I've been hearing a lot of gun-talk lately. Mostly, from older men I really, genuinely like. So it's hard to reconcile, and I keep biting my tongue as they say:

"Obama's takin' are guns away!"

"Our dear president is throwing away my freedom!"

I've heard that phrase several times actually: "our dear president." Is there a right wing pundit out there who uses that term for Obama?

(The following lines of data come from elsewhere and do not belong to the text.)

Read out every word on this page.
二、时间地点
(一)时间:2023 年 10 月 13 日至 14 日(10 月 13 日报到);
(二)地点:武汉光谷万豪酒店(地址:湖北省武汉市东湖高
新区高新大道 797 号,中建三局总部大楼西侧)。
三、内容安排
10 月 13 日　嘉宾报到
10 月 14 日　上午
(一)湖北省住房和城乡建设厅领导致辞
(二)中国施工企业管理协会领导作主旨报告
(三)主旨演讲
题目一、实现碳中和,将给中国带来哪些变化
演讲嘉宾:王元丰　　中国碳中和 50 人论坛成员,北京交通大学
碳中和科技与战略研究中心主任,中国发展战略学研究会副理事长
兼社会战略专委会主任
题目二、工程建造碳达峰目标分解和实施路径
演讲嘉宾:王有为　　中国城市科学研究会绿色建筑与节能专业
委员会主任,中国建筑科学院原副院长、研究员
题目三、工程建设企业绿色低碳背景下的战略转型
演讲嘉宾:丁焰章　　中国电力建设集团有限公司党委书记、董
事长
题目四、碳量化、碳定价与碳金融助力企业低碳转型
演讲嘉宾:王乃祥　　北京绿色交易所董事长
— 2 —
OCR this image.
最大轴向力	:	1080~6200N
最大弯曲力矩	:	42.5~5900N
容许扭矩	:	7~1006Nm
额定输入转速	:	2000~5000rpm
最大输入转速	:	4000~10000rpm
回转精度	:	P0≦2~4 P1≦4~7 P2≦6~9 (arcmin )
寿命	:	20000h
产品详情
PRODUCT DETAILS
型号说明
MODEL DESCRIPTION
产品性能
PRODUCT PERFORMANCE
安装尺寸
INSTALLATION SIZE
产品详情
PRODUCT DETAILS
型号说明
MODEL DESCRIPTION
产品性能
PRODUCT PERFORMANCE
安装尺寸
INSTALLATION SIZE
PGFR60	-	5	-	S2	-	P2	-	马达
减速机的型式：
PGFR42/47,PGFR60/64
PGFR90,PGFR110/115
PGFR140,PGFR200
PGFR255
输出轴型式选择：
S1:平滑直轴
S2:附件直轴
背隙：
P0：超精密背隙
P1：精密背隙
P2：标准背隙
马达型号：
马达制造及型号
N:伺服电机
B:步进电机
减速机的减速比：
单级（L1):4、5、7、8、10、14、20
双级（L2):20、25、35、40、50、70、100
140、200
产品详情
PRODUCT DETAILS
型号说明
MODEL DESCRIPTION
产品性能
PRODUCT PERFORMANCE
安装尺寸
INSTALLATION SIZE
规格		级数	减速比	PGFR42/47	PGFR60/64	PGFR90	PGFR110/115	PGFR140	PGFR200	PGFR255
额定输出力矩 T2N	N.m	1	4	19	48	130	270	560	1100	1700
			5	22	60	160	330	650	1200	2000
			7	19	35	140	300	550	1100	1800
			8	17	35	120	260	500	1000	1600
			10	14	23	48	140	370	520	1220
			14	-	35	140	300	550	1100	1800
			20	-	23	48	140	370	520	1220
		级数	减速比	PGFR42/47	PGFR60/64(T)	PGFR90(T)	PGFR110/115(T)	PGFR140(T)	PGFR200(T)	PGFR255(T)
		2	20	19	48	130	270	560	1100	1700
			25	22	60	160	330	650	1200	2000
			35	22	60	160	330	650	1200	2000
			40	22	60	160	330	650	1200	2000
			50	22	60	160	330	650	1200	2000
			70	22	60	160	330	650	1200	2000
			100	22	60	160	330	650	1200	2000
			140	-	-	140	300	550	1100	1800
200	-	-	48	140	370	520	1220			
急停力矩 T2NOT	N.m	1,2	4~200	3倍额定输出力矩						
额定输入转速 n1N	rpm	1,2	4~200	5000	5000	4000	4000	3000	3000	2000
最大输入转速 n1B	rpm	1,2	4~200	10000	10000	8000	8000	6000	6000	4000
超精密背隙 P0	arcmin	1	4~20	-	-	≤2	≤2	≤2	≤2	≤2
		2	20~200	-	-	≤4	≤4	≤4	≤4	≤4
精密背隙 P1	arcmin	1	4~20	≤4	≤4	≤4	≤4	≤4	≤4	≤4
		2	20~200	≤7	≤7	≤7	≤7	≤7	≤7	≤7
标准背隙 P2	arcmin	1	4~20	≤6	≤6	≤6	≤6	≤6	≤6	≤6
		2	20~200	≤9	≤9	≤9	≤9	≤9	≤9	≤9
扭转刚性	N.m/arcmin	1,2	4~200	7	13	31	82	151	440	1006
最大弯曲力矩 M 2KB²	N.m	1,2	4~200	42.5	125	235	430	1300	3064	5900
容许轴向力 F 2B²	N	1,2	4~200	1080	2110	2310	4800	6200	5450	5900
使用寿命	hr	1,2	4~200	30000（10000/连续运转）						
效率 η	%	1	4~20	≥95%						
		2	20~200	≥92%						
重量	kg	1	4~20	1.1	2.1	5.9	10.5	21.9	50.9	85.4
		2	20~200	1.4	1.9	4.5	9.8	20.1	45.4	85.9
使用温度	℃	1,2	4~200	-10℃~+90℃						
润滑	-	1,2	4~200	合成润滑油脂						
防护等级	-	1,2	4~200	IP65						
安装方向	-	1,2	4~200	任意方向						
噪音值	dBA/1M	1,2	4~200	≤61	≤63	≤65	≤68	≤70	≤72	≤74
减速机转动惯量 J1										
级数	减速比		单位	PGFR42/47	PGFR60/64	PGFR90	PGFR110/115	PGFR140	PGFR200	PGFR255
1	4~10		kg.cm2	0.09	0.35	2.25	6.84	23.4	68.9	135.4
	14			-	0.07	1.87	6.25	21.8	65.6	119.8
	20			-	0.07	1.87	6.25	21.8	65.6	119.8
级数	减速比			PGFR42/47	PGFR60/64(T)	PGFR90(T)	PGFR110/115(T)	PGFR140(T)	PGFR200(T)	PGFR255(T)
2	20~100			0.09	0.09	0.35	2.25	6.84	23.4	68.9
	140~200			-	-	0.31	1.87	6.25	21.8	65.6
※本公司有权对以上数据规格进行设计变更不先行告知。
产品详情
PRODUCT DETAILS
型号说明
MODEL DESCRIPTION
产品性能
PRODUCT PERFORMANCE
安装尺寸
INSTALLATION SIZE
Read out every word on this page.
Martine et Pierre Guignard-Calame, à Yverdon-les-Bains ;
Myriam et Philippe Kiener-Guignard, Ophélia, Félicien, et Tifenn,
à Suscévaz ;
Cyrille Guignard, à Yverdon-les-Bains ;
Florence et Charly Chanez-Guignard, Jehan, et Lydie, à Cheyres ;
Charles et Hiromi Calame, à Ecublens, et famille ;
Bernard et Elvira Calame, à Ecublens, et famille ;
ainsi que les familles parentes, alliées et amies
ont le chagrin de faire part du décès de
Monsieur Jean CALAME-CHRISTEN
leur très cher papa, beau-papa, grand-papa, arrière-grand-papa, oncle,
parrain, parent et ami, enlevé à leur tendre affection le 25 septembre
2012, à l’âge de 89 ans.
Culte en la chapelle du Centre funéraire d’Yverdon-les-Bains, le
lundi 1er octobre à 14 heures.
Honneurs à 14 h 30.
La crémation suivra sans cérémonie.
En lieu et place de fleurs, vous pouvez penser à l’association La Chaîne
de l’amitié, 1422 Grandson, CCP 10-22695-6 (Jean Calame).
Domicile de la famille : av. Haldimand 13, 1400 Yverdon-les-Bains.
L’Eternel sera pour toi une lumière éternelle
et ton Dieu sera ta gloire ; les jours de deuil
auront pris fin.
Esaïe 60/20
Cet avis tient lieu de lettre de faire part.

Anyway, I shouldn't be surprised. Oregon has always offered a curious cultural dualism: liberals and conservatives, progressive-elite and salt-of-the-earth farmers. To be honest, I can't say I like the cold, clammy liberals with their high ideals, more than the warm, friendly conservatives with their black-and-white worldview and their hellfire religion. I'd kind of like to have it both ways - liberal views and conservative hospitality.

I know: these are GROSS generalizations.

And I digress... gun-talk.

Everybody's scared that Obama's going to take their guns away. Because he agreed that certain limitations were reasonable in certain situations: like gun-plagued-inner-city-Washington D.C.

And here's my conclusion, it might not be popular: if as many white kids were dying of gunshot wounds in America as black kids are, something would be done. But there is a pricetag placed on human life. And we care more about our "God-given-right" to own weapons than we do about creating a society in which laws protect vulnerable youth and minorities in cities and slums we can't fathom from our 10 acres of Central Oregon wilderness (not mine, I rent).

The statistics don't lie: America has the worst violent crimes record among its 1st world peers.

In my last post, I asked who would be willing to give up their own salvation (their "eternal security," their sense of eschatological certainty and spiritual comfort) for the sake of loving people on the fringes and connecting with the real world.

In this post I ask who might be willing to give up their right to bear arms, if it meant saving the lives of children, adolescents, women, elderly - anyone vulnerable to violence? If asking that question leads you to think of quick retorts - apologetics for why guns keep people safer... well, then I guess that's the answer. "Not willing."

Are you angry that "they took your guns?"

I want to try to model a gentler way of approaching the world. I believe in freedom, but not at the expense freedom.